If a vmv.s.x has an undef passthru and the scalar is a constant that
fits into 5 bits, then we can use a vmv.v.i to save an li. If the VL is
a constant > 0, then we can also just set that to 1 to allow for more
toggle removal opportunities.
This patch adds a combine for this, and also teaches the insert vsetvli
pass how to treat vmv.v.i similarly to vmv.s.x, where we can expand the
SEW to avoid a toggle since we're only writing one element.

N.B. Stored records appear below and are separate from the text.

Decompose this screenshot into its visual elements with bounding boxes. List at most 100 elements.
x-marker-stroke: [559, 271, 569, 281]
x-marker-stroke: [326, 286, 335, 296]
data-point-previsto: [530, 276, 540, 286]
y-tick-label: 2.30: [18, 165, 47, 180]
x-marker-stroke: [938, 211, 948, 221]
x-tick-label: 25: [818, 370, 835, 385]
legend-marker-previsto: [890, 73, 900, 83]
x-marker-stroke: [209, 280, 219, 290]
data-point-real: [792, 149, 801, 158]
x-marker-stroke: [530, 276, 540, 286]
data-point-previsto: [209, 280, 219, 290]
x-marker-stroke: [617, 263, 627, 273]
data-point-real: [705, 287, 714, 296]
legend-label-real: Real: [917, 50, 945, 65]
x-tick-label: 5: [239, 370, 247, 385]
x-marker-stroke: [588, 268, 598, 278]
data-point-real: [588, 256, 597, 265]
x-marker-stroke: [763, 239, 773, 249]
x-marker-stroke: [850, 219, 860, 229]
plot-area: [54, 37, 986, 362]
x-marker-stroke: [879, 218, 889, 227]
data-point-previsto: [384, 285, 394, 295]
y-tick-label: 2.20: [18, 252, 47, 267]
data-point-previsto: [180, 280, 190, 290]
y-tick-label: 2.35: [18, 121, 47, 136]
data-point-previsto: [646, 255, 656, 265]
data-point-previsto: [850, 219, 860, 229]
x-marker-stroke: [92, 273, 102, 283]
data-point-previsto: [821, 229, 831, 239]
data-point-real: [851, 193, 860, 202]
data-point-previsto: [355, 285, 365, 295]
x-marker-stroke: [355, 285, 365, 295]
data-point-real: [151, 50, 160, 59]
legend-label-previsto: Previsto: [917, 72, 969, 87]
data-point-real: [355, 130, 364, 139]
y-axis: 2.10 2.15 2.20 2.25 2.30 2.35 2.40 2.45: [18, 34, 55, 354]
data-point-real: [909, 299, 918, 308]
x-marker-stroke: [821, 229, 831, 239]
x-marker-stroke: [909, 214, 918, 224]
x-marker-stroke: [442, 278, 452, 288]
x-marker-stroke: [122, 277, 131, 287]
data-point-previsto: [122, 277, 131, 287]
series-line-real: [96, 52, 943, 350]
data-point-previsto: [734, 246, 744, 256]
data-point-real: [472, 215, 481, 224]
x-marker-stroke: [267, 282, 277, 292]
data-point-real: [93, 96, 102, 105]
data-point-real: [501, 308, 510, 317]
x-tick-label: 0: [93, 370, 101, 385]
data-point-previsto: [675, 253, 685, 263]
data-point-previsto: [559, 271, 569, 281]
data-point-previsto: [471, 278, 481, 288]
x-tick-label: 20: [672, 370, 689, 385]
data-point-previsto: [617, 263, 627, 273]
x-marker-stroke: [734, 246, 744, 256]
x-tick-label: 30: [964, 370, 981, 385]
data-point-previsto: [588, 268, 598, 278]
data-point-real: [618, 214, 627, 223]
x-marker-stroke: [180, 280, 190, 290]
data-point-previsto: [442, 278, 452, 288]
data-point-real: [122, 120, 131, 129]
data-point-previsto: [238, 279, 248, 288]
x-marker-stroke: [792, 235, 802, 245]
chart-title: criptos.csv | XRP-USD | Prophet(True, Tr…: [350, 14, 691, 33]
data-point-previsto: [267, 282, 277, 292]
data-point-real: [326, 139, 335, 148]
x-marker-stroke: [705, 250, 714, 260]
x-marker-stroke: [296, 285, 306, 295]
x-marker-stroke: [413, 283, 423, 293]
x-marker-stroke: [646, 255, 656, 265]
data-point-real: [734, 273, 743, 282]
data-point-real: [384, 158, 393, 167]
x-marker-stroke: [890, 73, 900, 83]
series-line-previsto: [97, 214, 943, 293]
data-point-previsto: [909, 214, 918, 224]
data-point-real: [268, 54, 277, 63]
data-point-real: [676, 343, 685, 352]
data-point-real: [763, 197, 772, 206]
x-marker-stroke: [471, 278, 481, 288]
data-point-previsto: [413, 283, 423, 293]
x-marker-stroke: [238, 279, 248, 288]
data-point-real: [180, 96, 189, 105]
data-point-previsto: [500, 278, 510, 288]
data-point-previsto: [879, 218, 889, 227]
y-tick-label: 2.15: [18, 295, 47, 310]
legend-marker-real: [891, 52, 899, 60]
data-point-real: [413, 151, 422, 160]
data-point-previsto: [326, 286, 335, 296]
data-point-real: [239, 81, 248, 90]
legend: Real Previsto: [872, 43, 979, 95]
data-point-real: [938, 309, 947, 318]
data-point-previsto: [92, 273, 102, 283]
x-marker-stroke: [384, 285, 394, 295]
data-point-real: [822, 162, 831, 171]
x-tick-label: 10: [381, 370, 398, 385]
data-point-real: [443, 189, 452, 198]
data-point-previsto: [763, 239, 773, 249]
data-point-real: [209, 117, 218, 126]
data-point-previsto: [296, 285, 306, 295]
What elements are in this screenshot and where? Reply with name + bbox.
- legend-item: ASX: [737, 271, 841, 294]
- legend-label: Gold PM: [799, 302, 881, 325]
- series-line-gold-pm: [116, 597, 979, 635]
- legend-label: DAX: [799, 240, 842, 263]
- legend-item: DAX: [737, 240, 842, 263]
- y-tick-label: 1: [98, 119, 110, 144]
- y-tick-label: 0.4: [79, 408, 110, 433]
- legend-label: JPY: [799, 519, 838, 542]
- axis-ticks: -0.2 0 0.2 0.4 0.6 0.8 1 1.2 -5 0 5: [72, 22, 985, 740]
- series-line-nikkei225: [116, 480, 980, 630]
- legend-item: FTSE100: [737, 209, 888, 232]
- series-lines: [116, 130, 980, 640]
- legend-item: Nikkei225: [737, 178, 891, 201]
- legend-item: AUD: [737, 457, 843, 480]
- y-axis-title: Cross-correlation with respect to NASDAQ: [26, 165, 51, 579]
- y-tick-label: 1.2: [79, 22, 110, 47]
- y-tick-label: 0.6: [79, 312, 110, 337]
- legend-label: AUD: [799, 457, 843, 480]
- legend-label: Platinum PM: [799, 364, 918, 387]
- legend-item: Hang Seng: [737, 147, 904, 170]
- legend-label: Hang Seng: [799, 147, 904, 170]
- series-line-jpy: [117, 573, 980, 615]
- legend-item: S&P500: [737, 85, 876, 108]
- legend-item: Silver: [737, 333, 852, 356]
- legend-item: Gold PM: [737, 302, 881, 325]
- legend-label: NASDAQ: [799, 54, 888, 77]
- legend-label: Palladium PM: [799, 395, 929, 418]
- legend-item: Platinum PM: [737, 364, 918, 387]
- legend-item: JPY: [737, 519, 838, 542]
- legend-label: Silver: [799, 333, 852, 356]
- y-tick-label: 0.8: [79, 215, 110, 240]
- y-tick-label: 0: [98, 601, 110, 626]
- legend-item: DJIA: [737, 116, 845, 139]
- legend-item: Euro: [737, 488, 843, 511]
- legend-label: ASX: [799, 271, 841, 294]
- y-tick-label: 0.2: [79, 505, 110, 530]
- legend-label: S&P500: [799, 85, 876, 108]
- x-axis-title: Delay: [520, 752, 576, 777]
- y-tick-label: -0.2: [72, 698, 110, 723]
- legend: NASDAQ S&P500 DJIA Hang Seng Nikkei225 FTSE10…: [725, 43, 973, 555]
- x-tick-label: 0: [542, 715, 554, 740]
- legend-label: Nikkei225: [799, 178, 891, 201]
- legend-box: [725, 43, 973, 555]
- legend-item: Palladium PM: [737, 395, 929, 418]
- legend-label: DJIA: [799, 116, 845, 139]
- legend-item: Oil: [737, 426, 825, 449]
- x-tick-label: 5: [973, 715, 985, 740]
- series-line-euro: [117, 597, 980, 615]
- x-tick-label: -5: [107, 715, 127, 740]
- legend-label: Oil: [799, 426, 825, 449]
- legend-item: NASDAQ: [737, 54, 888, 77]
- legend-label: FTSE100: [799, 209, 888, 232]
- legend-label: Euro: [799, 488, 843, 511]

Without the
vsetvli change it actually results in worse codegen because of the
additional toggle.
We could just use the VSETVLIInfo in needVSETVLI to check for this in
the top-to-bottom pass, but then we miss out on the post-lowering
bottom-to-top pass, which catches cases where the vmv.v.i is the first
instruction in an entry block.
As noted in getDemanded, we shouldn't be looking at the VL operand as
it could be stale if the instruction is already lowered.
But I've convinced myself that checking the VL operand is actually ok here,
because even if it's stale, the demanded fields for a vmv.v.i with VL=1
should still be the same, regardless of what its actual lowered VL is.
(A sanity check here would be greatly appreciated!)
We may need to limit it to LMUL<=1 in order not to increase register pressure.
Similar patches: D139656 and its related patches.